Based in Saclay (Essonne), the LIST is one of the two institutes of CEA Tech, the technological research division of the CEA. Dedicated to intelligent digital systems, its mission is to carry out technological developments of excellence on behalf of industrial partners in order to create value.
Within the LIST, the Laboratory of Vision and Learning for Scene Analysis (LVA) conducts research in the field of computer vision and artificial intelligence for the perception of intelligent and autonomous systems. The laboratory's research themes include visual recognition, behavior and activity analysis, large-scale automatic annotation, and perception and decision models. These technologies are applied in major sectors such as security, mobility, advanced manufacturing, healthcare, and sports.
Enhancing Visual Reasoning in Vision-Language Models (VLMs) through Dynamic Visual Feature Selection H/F
Generative Vision Language Models (VLMs) are designed to integrate text generation with visual contexts, but their performance in tasks requiring complex visual reasoning remains under scrutiny. This internship will focus on enhancing VLMs by using Chain-of-Thought (CoT) reasoning to optimize visual feature selection for text generation.
Generative Vision Language Models (VLMs) combine the understanding and generation of text in visual contexts. These models have demonstrated impressive performance on real-world visual question answering (VQA) benchmarks, suggesting their visual reasoning abilities.
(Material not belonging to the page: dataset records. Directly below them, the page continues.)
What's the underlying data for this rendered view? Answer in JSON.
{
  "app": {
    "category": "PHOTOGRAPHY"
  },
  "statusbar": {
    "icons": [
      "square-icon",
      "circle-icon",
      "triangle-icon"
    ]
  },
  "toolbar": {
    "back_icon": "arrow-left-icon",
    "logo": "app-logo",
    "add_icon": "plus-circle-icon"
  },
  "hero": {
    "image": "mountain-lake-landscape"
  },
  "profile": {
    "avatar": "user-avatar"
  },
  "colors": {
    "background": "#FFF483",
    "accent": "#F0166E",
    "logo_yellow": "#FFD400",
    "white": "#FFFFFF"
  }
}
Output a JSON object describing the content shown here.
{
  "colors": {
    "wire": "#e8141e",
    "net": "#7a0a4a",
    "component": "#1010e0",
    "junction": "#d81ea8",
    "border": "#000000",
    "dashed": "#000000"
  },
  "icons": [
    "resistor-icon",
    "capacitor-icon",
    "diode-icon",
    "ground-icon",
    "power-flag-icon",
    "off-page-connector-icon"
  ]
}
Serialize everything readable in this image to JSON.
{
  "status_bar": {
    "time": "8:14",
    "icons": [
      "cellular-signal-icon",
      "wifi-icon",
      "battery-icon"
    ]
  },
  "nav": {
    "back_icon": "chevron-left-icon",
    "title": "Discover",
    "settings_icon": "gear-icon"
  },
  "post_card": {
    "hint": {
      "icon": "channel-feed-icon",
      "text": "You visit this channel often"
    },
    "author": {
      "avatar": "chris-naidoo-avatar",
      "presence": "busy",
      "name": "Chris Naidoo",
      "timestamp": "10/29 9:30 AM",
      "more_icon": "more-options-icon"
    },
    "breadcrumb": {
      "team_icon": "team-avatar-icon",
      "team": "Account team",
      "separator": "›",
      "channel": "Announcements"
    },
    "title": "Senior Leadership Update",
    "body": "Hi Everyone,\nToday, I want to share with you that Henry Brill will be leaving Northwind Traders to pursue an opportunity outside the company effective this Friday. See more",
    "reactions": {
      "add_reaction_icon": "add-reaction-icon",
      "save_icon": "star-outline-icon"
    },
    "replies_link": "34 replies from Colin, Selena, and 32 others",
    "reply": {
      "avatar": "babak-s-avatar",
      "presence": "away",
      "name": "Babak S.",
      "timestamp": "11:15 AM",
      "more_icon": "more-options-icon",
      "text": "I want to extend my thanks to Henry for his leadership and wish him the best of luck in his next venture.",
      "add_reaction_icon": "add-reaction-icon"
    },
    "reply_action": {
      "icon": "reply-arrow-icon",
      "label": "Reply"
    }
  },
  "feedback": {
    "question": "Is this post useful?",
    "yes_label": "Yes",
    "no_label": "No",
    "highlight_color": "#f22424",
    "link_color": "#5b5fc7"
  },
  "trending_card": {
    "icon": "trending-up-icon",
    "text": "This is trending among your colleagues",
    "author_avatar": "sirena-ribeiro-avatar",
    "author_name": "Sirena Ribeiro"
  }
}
However, these benchmarks often mix pure visual reasoning tasks with tests of world knowledge, and typically involve questions requiring only a limited number of reasoning steps [2]. As a result, it is unclear whether a VLM's apparent success in visual reasoning tasks is truly due to its reasoning capabilities or simply leveraging its extensive world knowledge. Moreover, VLMs often struggle with fine-grained scene understanding and spatial reasoning, largely due to inefficient use of visual features [5].
This internship aims to tackle these limitations by developing a novel approach for VLMs, particularly those trained through instruction learning methods like LLAVA [1]. This architecture involves converting visual features, from a Visual Transformer model [3], into text embedding space before feeding them to a large language model (LLM) for text generation.
We propose leveraging the Chain-of-Thought (CoT) technique [4] to iteratively select the most relevant visual features during the text generation process. CoT involves generating step-by-step reasoning to break down complex tasks into simpler logical steps, which enhances model performance on tasks requiring complex reasoning. In our approach, we will begin by linking the reasoning steps in a textual chain to specific visual features within the image to provide a visual justification for each step. Afterward, the model will learn to directly select and process relevant visual features without relying on explicit textual reasoning steps, allowing for a more intuitive and efficient understanding of the visual context.
[1] Liu, H., Li, C., Wu, Q., & Lee, Y.J. (2023). Visual Instruction Tuning. ArXiv, abs/2304.08485
[2] Zhang, Y., Bai, H., Zhang, R., Gu, J., Zhai, S., Susskind, J., & Jaitly, N. (2024). How far are we from intelligent visual deductive reasoning? In COLM
[3] Dosovitskiy, A., Beyer, L., Kolesnikov, A., Weissenborn, D., Zhai, X., Unterthiner, T., Dehghani, M., Minderer, M., Heigold, G., Gelly, S., Uszkoreit, J., & Houlsby, N. (2020). An Image is Worth 16x16 Words: Transformers for Image Recognition at Scale. ArXiv, abs/2010.11929
[4] Wei, J., Wang, X., Schuurmans, D., Bosma, M., Chi, E.H., Xia, F., Le, Q., & Zhou, D. (2022). Chain of Thought Prompting Elicits Reasoning in Large Language Models. ArXiv, abs/2201.11903
[5] Zhang, J., Hu, J., Khayatkhoei, M., Ilievski, F., & Sun, M. (2024). Exploring Perceptual Limitation of Multimodal Large Language Models. ArXiv, abs/2402.07384
- Students in their 5th year of studies (M2 or gap year)
Computer vision skills - Machine learning skills (deep learning, perception models, generative AI…)
- Python proficiency in a deep learning framework (especially TensorFlow or PyTorch)
- Scientific research experience will be appreciated
In line with CEA's commitment to integrating people with disabilities, this job is open to all.